The Assisted Reproductive Treatment Act 2008 (ART Act) outlines conditions for access to information held in the Central and Voluntary registers. This includes outlining who can apply for access to information held in the registers and what information may be released to applicants.


You are eligible to apply for access to information held on the Central Register if you are:

  • a donor conceived person
  • a parent of a donor conceived person
  • a descendant of a donor conceived person
  • a donor.

In Victoria all current clinic-recruited sperm donors are ‘identity release’, meaning that once the child born from the donation turns 18, the child will have an automatic access to identifying information about the donor. Your child has the right to apply before 18, but must have your permission or that of a counsellor (see above). You, as the parent may also apply for information, as may the donor, but the person who that information relates to must give their written permission before the information is released. All parties may apply for non-identifying information at any time.

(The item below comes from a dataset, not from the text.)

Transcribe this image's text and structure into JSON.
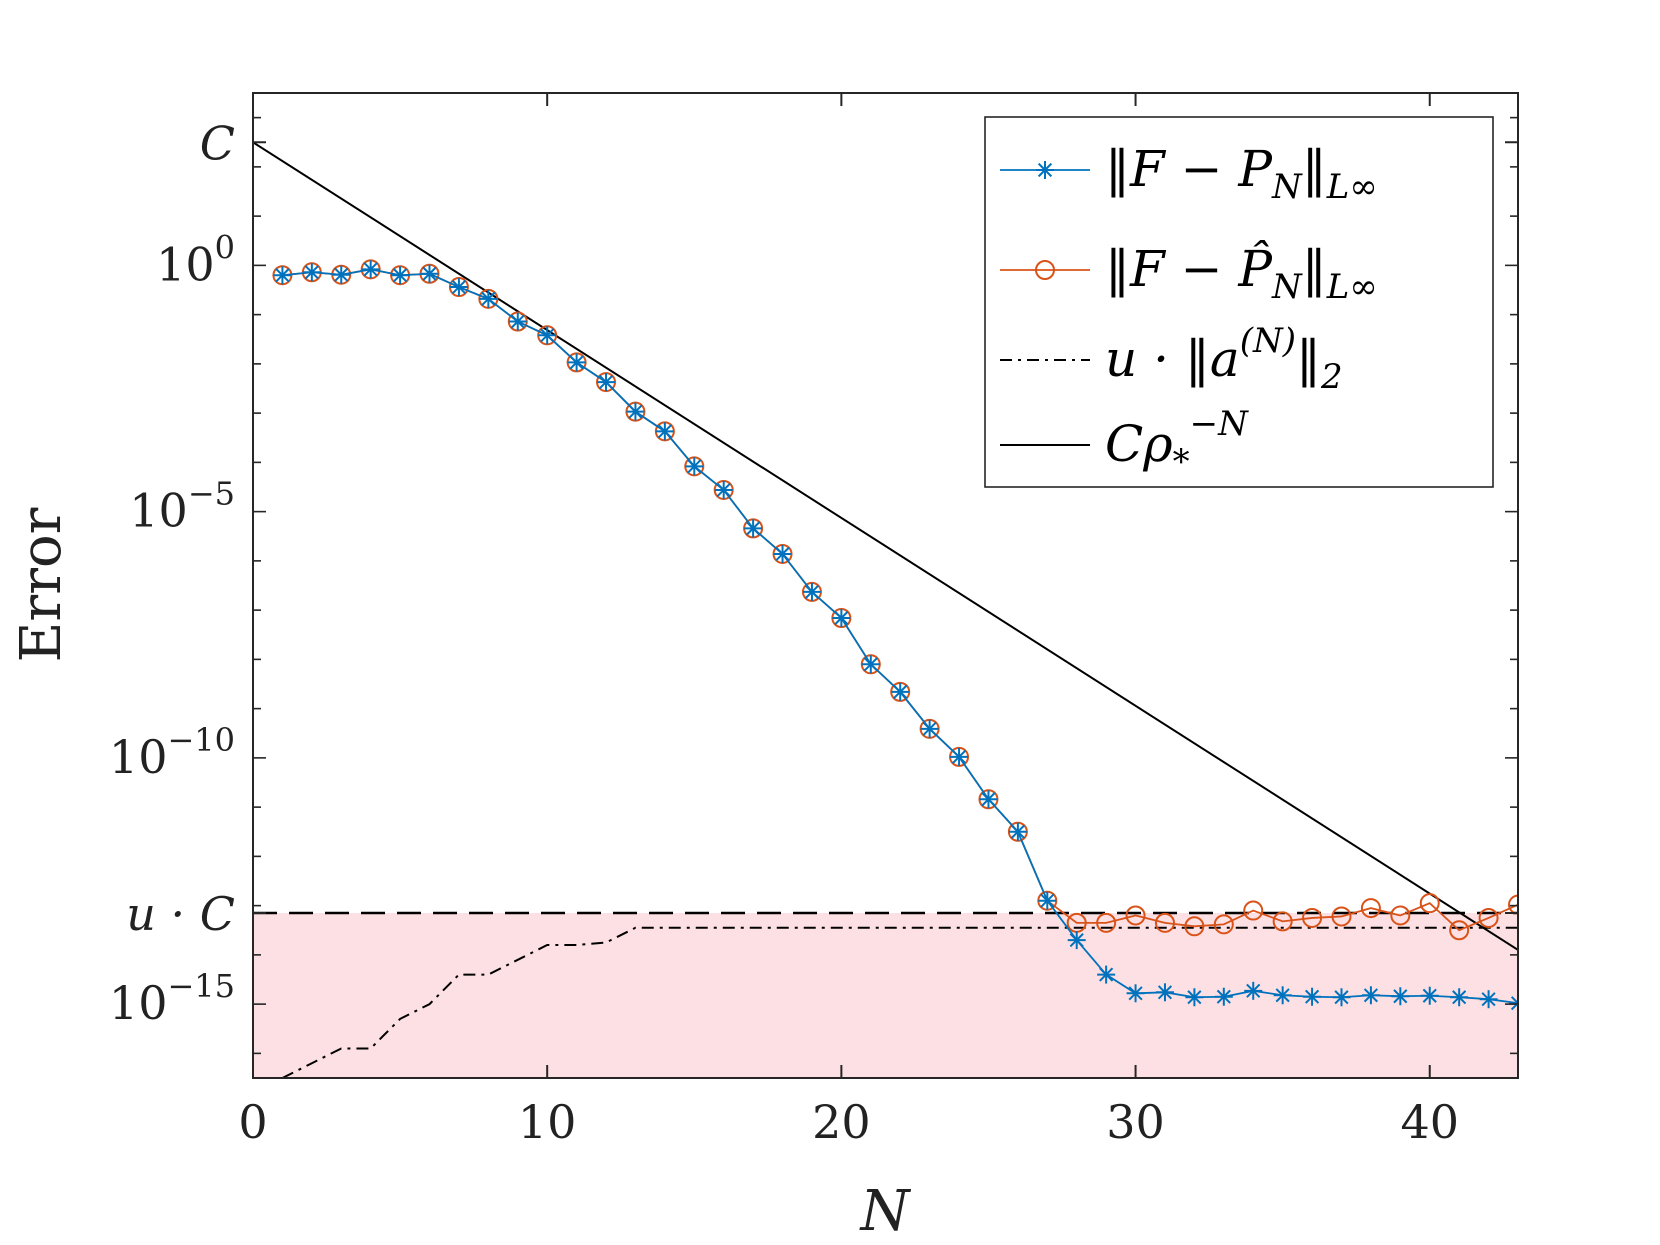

Prior to the commencement of the ART Act on 1 January 1 2010, many lesbian couples and single women had accessed reproductive services interstate to conceive their children. All states and territories have different regulations governing the right to apply to information; contact your interstate clinic for details, as well as Births Deaths and Marriages, to discuss your situation.

For children born from donations made in Victoria between 1988 and 1998, and before 1988, access to information is more complex. Please see the Births Deaths and Marriages website for more information.

The same kinds of people who can apply for information from the Central Register can apply for information from the Voluntary Register, along with relatives of a donor-conceived person (such as half-biological siblings).

Information is only released if it is available (that is, if it has been lodged by the relevant person), and the person it concerns has consented to its release to you.

Why people apply for information

VARTA publishes resources and information sheets designed to assist donors and donor-conceived people and their families. We recommend you read both the Time to Tell? and the Time to Apply? brochures.

The reason behind why donor registers are useful can best be summed up in the introduction to the Time to apply? brochure:

‘For many years, donor practice throughout the world was dominated by the belief that secrecy was paramount to protect all parties to the arrangement – donors, parents and the person born. This belief was based on myths: that donors would not want to be contacted and that people conceived from them would not want information about their donors if they really loved their parents.’

‘It is now understood that it is very normal for donor-conceived people to want to know more about their donors. They are often interested to learn more about their medical history, cultural background, personality and appearance.
Donors do not forget they have donated and often wonder about the people they helped to create. Who are they? Are they healthy? Are they happy? Are they loved? Parents may also want more information about the person who helped create their child. They may wish to thank them for helping them to become a family and may wonder what they are like and what characteristics their child has inherited from them.’


BDM staff can tell you what is involved with making an application for release of information from the donor registers. Counselling is offered through BDM for anyone making an application to the donor registers. Counselling is mandatory if the person is seeking identifying information about another party.

In addition, VARTA lists counsellors who may assist a person to think through the issues in considering whether and when to apply for the release of information from the donor registers, see the section ‘Find out more about’ for details.